Ik denk dat we de engelenzang uit Lucas 2  mogen verbinden met de adventsboodschap uit Jesaja 9 :5 ‘Want een Kind is ons geboren een Zoon is ons gegeven en de heerschappij rust op zijn schouders”. Dat Kind wordt ook de Vredevorst genoemd en Hij is het die vrede zal brengen voor de mensen van Gods welbehagen. Elke schoen die dreunend stampt zal verbrand worden. Waaraan zal Jesaja allereerst gedacht hebben? Wat is heel concreet de beangstigende situatie? In die tijd zijn er twee grote gevaren en bedreigingen. En die zij er altijd.

 

Twee soorten duisternis.

 

Er zijn twee bedreigende machten. Van buiten af en van binnen uit

Het volk dat in donkerheid wandelt  en het land dat in diepe duisternis gehuld is, zal een groot licht zien. (Jes.9:1) De eerste grote duisternis is de verduistering van het volksbestaan. Het volk wordt bedreigd door het wrede Assyrië.(zie Assyrie (2) Confrontatie)

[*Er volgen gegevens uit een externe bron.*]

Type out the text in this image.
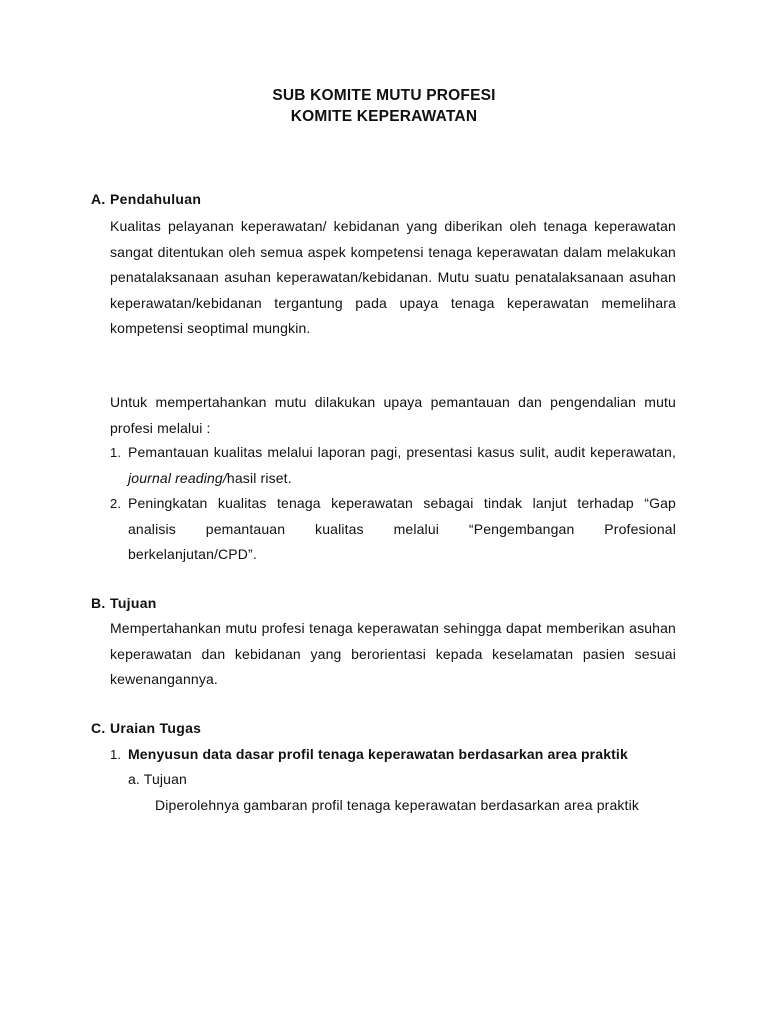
SUB KOMITE MUTU PROFESI
KOMITE KEPERAWATAN
A. Pendahuluan
Kualitas pelayanan keperawatan/ kebidanan yang diberikan oleh tenaga keperawatan sangat ditentukan oleh semua aspek kompetensi tenaga keperawatan dalam melakukan penatalaksanaan asuhan keperawatan/kebidanan. Mutu suatu penatalaksanaan asuhan keperawatan/kebidanan tergantung pada upaya tenaga keperawatan memelihara kompetensi seoptimal mungkin.
Untuk mempertahankan mutu dilakukan upaya pemantauan dan pengendalian mutu profesi melalui :
1. Pemantauan kualitas melalui laporan pagi, presentasi kasus sulit, audit keperawatan, journal reading/hasil riset.
2. Peningkatan kualitas tenaga keperawatan sebagai tindak lanjut terhadap “Gap analisis pemantauan kualitas melalui “Pengembangan Profesional berkelanjutan/CPD”.
B. Tujuan
Mempertahankan mutu profesi tenaga keperawatan sehingga dapat memberikan asuhan keperawatan dan kebidanan yang berorientasi kepada keselamatan pasien sesuai kewenangannya.
C. Uraian Tugas
1. Menyusun data dasar profil tenaga keperawatan berdasarkan area praktik
a. Tujuan
Diperolehnya gambaran profil tenaga keperawatan berdasarkan area praktik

Sanherib had inderdaad een voet die dreunend stampt. Israël  moest al een tribuut betalen aan Sanherib,  Lachis in Juda is gevallen (zie daar)en nu was er een aanhoudende dreiging van een volledige bezetting. Ook in Juda! Vandaar dat de zoon van Achaz, koning Hizkia enkele jaren later een tunnel liet graven om de watervoorziening  van Jeruzalem veilig te stellen. Voor Achaz was de politieke situatie in die dagen zeer verontrustend. Niet alleen was er de voortdurende bedreiging van de Assyriërs, maar ook Syrië en Juda willen Achaz met geweld dwingen mee ten strijd te trekken tegen Assyrië.

 

Van binnenuit

 

Daarnaast is er een bedreiging van binnenuit. Het volk wil de geesten der doden raadplegen en de waarzeggers van de heidense volken om advies vragen. (Jes. 9 :19).Het volk dat in duisternis rondwandelt bestond vooral uit de nakomelingen van Zebulon en Naftali. Die stammen leefden onder de rook van de Fenicische steden Tyrus en Sidon met de hete adem van de Baaldienst in hun nek.(zie  Izebels zegel!!) “En wanneer men tot u zegt:Vraagt de geesten van doden en de waarzeggende geesten-  Zal men voor de levenden de doden vragen? (Jes. 8:19) Tegen die achtergrond moeten  we de profetische woorden plaatsen: “Het volk dat in donkerheid wandelt, zal een groot licht zien.” –(Zie ook Endor/Dodencultus en Endor Bezwering).-

Naast de politieke duisternis is er dus de geestelijke duisternis. Maar de adventsboodschap luidt “Het volk dat in donkerheid wandelt (politiek en geestelijk) zal een groot licht zien (Jes. 9:1)” De diepste  vervulling van dit profetische woord vinden we in de grote Zoon van David, de Messias.